Será que aquellos muelles llenos de barcos con marineros llegados de lejanos puertos, con especial presencia de vascos, que llamaban a San Esteban “El chiquito Londres”, dieron algo más que riqueza a un pueblo que no enterró su cosmopolitismo con su decadencia y ahora puede presumir del “Orgullín”, una celebración llamativa en un pueblo que apenas llega a medio millar de habitantes. Aunque su población se multiplica en época estival.
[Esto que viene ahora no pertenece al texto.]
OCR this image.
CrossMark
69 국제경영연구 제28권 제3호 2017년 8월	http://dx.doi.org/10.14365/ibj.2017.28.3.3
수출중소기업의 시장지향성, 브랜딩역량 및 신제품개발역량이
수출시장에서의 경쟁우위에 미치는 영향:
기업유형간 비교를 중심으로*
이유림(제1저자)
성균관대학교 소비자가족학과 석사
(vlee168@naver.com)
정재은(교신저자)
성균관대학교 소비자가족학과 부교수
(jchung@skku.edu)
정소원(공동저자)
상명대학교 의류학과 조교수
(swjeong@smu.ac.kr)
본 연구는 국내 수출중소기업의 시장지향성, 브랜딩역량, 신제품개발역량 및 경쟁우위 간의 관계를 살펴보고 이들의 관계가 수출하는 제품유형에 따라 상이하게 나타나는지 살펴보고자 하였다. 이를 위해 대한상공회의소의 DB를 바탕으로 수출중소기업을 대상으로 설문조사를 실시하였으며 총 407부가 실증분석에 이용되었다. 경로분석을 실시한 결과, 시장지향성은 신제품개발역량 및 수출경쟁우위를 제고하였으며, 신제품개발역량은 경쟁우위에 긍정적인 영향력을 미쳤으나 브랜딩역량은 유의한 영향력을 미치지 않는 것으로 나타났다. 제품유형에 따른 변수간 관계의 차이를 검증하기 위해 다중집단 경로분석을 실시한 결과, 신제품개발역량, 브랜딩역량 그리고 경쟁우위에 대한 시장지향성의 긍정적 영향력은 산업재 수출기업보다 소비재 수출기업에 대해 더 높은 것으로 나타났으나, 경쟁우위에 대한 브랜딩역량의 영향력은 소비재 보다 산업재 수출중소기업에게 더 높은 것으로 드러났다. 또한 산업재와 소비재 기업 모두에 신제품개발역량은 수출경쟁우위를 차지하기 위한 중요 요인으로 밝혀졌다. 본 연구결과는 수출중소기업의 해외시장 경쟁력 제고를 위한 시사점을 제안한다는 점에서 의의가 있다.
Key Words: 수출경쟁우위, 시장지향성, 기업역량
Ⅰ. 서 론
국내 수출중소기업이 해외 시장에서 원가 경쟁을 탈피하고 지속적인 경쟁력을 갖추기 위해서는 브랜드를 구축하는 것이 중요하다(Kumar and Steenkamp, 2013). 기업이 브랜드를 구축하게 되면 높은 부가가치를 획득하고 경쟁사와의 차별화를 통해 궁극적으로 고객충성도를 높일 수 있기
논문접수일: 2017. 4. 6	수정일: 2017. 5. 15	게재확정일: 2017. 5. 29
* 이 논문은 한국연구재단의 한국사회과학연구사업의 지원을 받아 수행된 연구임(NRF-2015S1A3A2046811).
Mónica es la creadora y la reina de la fiesta, que se celebra anualmente con la llegada del verano, aunque tiene una gran colaboradora en su amiga Carmen Gayol, que es heterosexual. Ambas, sin ningún tipo de ayuda oficial, recaudan durante todo el año el dinero del presupuesto de esta original celebración, que en la pasada edición ascendió a 1.400 euros. Salen de sorteos y rifas.
El pueblo se vuelca con María Antonieta
Ya van tres ediciones y el “Orgullín” de San Esteban se supera cada año. Su sede es uno de los restaurantes del muelle, Cam Rivera, y su dueña, Macarena Valdés, otro de los grandes apoyos de Mónica y Carmen. Durante todo el fin de semana una gran bandera gay ondea a la entrada del local y en el éxtasis de la fiesta, a medianoche, este año no faltó un zancudo, fuegos artificiales y la música en plena calle del dj asturiano Oliver Ronan, que pincha en la discoteca Privilege de Ibiza. Pero el plato fuerte es la espectacular irrupción, desde una de las históricas grúas del puerto, de Mónica (Gogodrag Mónika), una mujer muy creativa, que elabora sus propios atuendos. Este año se disfrazó de María Antonieta. Y como siempre no le faltó detalle.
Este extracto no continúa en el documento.